Martin expects 40 seats as Fianna Fail surges in polls
Fianna Fail leader Micheal Martin expects his party to win more than 40 seats after what he described as an "absolutely incredible" election for the party that so many had written off just five years ago.
He said Fianna Fail gains were beyond expectation but insisted every party candidate took part in the campaign to win. Fianna Fail is expected to more than double its number of TDs.
Mr Martin refused to comment on the prospects of a Fianna Fail-Fine Gael deal if the 32nd Dail has no other means of delivering stable Government.
"It is too early to talk about that," he said. "What I can say is that Micheal Martin has always put the country first.
"That has happened in the past and that is what is going to happen again."
Mr Martin said that his party will stand for fairness, decency and stability - and will demand that of any government that emerges.
"When the new Dail meets, Fianna Fail will nominate me for Taoiseach. After that we will just have to see what happens."
Mr Martin insisted that the ultimate breakdown of seat numbers in the 32nd Dail may still vary greatly - and other combinations for Government could emerge.
"What Fianna Fail fought this campaign on was getting fairness back into Irish politics and getting this Fine Gael-Labour Government out of office.
"We have done that. We have worked very hard over the past five years to listen to what the Irish people had to say. We will now listen very carefully to the message they spelled out at the ballot box."
However, when speaking to RTE his position on a coalition with Fine Gael softened.
"There's a responsibility on every TD, not just Fianna Fail or Fine Gael, there are other parties and groups," he said.
"Everybody elected to Dail Eireann has responsibility to do the best by the country and we're committed to doing our best by the country and make sure that the country gets a good Government. It's going to take time. It has to be very much focused on the issues and the policies, not just on numbers," he added.
Meanwhile, former Taoiseach Bertie Ahern told the Sunday Independent he could not see any way that a Taoiseach would be elected before St Patrick's Day.
He said Mr Martin has a responsibility to meet with each of the political groupings to see if he can agree on a way forward.

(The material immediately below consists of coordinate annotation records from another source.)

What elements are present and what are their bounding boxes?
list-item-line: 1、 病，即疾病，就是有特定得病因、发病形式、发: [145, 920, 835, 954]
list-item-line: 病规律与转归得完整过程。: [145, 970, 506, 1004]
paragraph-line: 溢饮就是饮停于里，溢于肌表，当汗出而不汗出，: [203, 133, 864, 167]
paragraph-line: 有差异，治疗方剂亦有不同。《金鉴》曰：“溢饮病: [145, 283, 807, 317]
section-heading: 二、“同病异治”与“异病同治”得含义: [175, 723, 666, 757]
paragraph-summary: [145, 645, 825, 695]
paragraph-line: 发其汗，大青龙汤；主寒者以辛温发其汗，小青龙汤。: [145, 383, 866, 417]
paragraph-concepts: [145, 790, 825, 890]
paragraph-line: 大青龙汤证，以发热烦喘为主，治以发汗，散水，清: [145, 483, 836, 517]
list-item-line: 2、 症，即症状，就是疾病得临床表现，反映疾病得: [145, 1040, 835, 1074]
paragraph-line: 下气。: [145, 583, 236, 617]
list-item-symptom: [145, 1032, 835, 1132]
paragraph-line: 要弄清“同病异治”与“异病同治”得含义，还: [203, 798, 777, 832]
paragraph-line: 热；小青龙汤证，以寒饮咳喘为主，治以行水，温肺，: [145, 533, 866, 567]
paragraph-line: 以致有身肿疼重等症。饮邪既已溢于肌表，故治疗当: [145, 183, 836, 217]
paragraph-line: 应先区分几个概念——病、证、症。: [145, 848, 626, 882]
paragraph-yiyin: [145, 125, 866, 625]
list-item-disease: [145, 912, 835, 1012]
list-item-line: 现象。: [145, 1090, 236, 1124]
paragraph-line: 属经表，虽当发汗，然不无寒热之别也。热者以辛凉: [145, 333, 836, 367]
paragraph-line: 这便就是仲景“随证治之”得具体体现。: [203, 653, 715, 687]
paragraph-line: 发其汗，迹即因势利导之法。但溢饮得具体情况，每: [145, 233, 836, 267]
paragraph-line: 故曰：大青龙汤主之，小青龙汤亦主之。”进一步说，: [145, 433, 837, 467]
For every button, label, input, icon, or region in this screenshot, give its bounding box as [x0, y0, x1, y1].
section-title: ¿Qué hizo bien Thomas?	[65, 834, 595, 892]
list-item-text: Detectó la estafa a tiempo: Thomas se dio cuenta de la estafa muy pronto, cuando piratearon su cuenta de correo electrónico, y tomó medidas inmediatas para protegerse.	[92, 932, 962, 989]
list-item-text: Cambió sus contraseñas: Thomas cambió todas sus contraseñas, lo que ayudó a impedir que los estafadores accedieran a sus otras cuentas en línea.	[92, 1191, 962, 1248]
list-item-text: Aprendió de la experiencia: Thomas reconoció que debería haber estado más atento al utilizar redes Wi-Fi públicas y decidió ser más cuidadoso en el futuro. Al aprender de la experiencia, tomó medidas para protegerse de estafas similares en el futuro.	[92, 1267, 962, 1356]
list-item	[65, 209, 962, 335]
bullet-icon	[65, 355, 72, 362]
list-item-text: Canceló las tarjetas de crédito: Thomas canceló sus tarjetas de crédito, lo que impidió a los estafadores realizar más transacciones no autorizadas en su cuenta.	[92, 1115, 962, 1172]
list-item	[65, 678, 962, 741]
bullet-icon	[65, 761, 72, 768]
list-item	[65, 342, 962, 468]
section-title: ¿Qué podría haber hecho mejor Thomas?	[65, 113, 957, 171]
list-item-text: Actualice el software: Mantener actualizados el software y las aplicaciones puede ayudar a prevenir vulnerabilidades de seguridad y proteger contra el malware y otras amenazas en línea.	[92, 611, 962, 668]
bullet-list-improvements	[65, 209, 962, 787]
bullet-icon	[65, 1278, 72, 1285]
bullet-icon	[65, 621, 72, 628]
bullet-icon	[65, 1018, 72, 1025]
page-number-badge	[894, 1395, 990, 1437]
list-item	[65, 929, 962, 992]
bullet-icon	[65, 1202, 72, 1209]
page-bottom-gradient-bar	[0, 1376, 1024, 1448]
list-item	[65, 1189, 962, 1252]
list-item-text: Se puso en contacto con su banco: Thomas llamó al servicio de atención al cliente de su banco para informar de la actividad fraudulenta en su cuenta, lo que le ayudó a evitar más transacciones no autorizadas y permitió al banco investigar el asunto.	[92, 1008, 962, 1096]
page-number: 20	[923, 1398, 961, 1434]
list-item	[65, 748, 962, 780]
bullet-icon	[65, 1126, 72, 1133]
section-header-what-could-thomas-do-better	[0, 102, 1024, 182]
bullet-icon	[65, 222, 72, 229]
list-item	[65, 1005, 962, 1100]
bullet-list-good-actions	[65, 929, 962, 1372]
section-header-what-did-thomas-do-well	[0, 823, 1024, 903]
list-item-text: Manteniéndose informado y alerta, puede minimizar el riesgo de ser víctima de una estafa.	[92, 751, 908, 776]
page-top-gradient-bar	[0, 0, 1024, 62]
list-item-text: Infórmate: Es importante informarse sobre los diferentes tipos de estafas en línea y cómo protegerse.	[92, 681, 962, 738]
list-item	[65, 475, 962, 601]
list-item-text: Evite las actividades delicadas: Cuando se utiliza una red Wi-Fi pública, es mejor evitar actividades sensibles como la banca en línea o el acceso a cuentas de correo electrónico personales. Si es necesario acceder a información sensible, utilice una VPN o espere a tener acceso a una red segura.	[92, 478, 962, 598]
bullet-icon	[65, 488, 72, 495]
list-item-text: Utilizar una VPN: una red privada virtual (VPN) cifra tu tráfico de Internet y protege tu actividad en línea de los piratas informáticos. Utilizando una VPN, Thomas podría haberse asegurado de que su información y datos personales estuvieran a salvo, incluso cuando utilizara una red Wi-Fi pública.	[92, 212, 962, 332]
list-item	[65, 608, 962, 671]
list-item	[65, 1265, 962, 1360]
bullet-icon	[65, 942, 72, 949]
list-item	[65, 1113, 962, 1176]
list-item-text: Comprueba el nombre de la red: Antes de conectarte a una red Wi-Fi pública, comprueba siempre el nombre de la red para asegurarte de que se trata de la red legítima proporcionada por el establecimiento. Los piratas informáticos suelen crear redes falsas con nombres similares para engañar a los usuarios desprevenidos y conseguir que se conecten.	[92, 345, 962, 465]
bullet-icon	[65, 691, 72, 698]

"It's a new horizon," he said.
"A proposal was put to the people by the outgoing government to re-elect Fine Gael and Labour. It was accepted that they might need a few Independents - but it was totally rejected by the people.
"There was no clear alternative offered so it will probably take two weeks of everybody being included and then those that don't want to take part being eliminated," Mr Ahern said.
The former Fianna Fail leader suggested Mr Martin will be obliged to meet with Sinn Fein, the Independent Alliance, other Independents, AAA-PBP and the Social Democrats before going to Fine Gael.
"It's too early to run ahead that says 'grand coalition'," he said.
Former Fianna Fail minister Willie O'Dea remained sceptical about the idea of a deal with Fine Gael.
"We've ruled out the idea of going into government with Fine Gael.
"It was said to me: 'Why don't you want to go into government with Fine Gael? Are you protecting Fianna Fail's interests?' I'm not. My primary concern is the interests of the country," he said.
"I don't think it would be in the interests of the country that Sinn Fein would be in Opposition, leading the Opposition."
Some senior sources within Fianna Fail last night expressed concern that Enda Kenny will turn to Sinn Fein before he considers forming a 'grand coalition'.
A senior source said Mr Kenny would try anything to "save his soul".
"Enda Kenny's only short-term goal at the moment is to save his own position so he is likely to do a deal with anyone," one of the sources said.
"Enda Kenny in the short term will be saying 'save my soul'. So Sinn Fein will be an option and obviously a mishmash of God knows how many Independents.
"Labour won't be going in. I'd say they are doing the tapping up now to see what they can offer," the source added.
There have been two occasions when the Dail has failed to nominate a Taoiseach at the first time of asking.
Mr Martin was cheered as he arrived at City Hall shortly before 4pm - and received a hug from his wife, Mary, amid party supporters delighted by imminent electoral gains.
"It has been a very good campaign for Fianna Fail - there is no doubt about that," he said.
"I think everyone in Fianna Fail felt energised by the campaign and today is all about those party volunteers who worked so hard, knocked on doors and helped with the renewal of the party. They deserve the credit."
The Dail is due to sit on March 10 to elect a new Taoiseach, but that is now extremely unlikely to happen.
Proceedings will be opened at 10.30am when the Clerk of Dail Eireann Peter Finnegan will read out the Proclamation. A Ceann Comhairle will be elected by secret ballot.